Thursday, June 25, 2009

Suicide

Two years ago, a thirteen year old girl, call her Carolina, jumped out of her bedroom window in central Bogota. She fell fifteen flors into a terrace in the second flor in the middle of the night. Her bed was dragged slightly towards the window and there was a scarf tied to one of the legs. They also found some sheets and scarfs tied up and lying on the terrace. Her best friend lived two floors below her. She had a dress on, was wearing perfume and had made up her face.

Everyone was surprised and devastated. Carolina was a normal kid, with loving intelligent parents. Apparently, she had fought with them earlier that day becase they would not let her go to a party.

My mother knew her mother at the time of the jump. They lived two buildings east from my mothers' appartment. As far as I could tell her mother was a bogotanian professional, liberal, intellectual.

Given my mothers' closeness to the incident I got to hear part of what happened. At first no one could understand the incident. Nobody could have thrown her out of the window and there was clearly not enough reason for her to suicide. Nothing extrange had happened in the days prior to the incident except for this minor fight with her parents. Things became clarer when her girlfriend finally talked.

They had a plan. Her parents didn't let her go to the party but Carolina was going to scape in the middle of the night. She had made a rope out of sheets and scarfs that she had tied to one of the legs of her bed and to her ancle. The idea was to jump out tied to her bed so as to swing into her girlfriend's window two floors below. Her friend had opened the window and was waiting for her. They were gona get a ride with her girlfriend's parents.

There are so many things with this tragic story, the absurdity, the loss... But there is one thing that strikes me the most. Carolina was captive of her fantasy. She wanted to scape out of the window with a makeshift rope. Jump out and swing gracefully into her friend's bedroom two floors below. The plan was lied down. Did she think of herself as a princess? a prisioner? the heroine of an anime adventure?

Whetever it was, she did not understand some of the most basic things about the world in which she lived.

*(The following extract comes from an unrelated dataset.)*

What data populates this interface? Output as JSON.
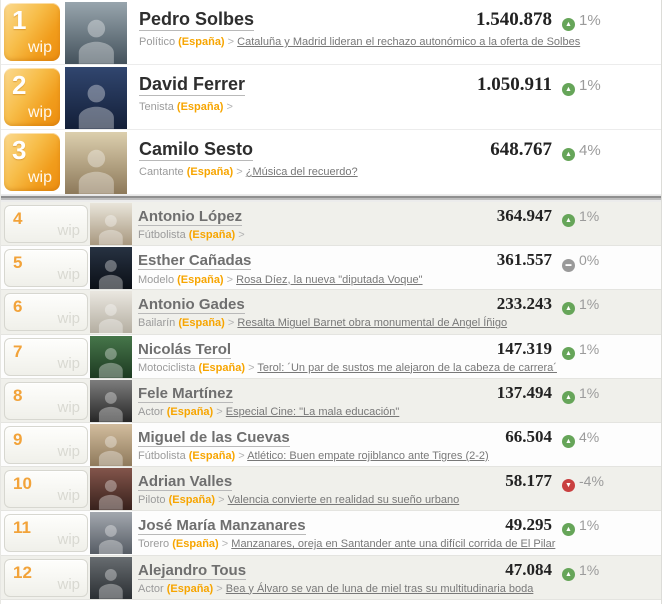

Knowing where they lived and who her mother was, I imagine her the owner of a hundred coloring books, avid reader of children's poetry, familiar to theater and dance. Quick with words, smart. She probably had an aunt who visited her and thaught her many crafts as they gosiped and giggled. She was thaught to appreciate art and life and the nature arround her. She was independent, and so she scaped.

And yet, so much was amiss. That is what strikes me the most.


Monday, June 22, 2009

Pota Mara

'Pota mara' is a big white marble. When I was a kid we used to call them that way. I have no idea if the name persisted and I don't know where it came from. We all liked them and traded them for at least three or four regular marbles. You could win a lot of marbles if you offered your Pota Mara as a target. Kids would try to hit it at least five times leaving you with that many marbles. A Pota Mara was a well of riches.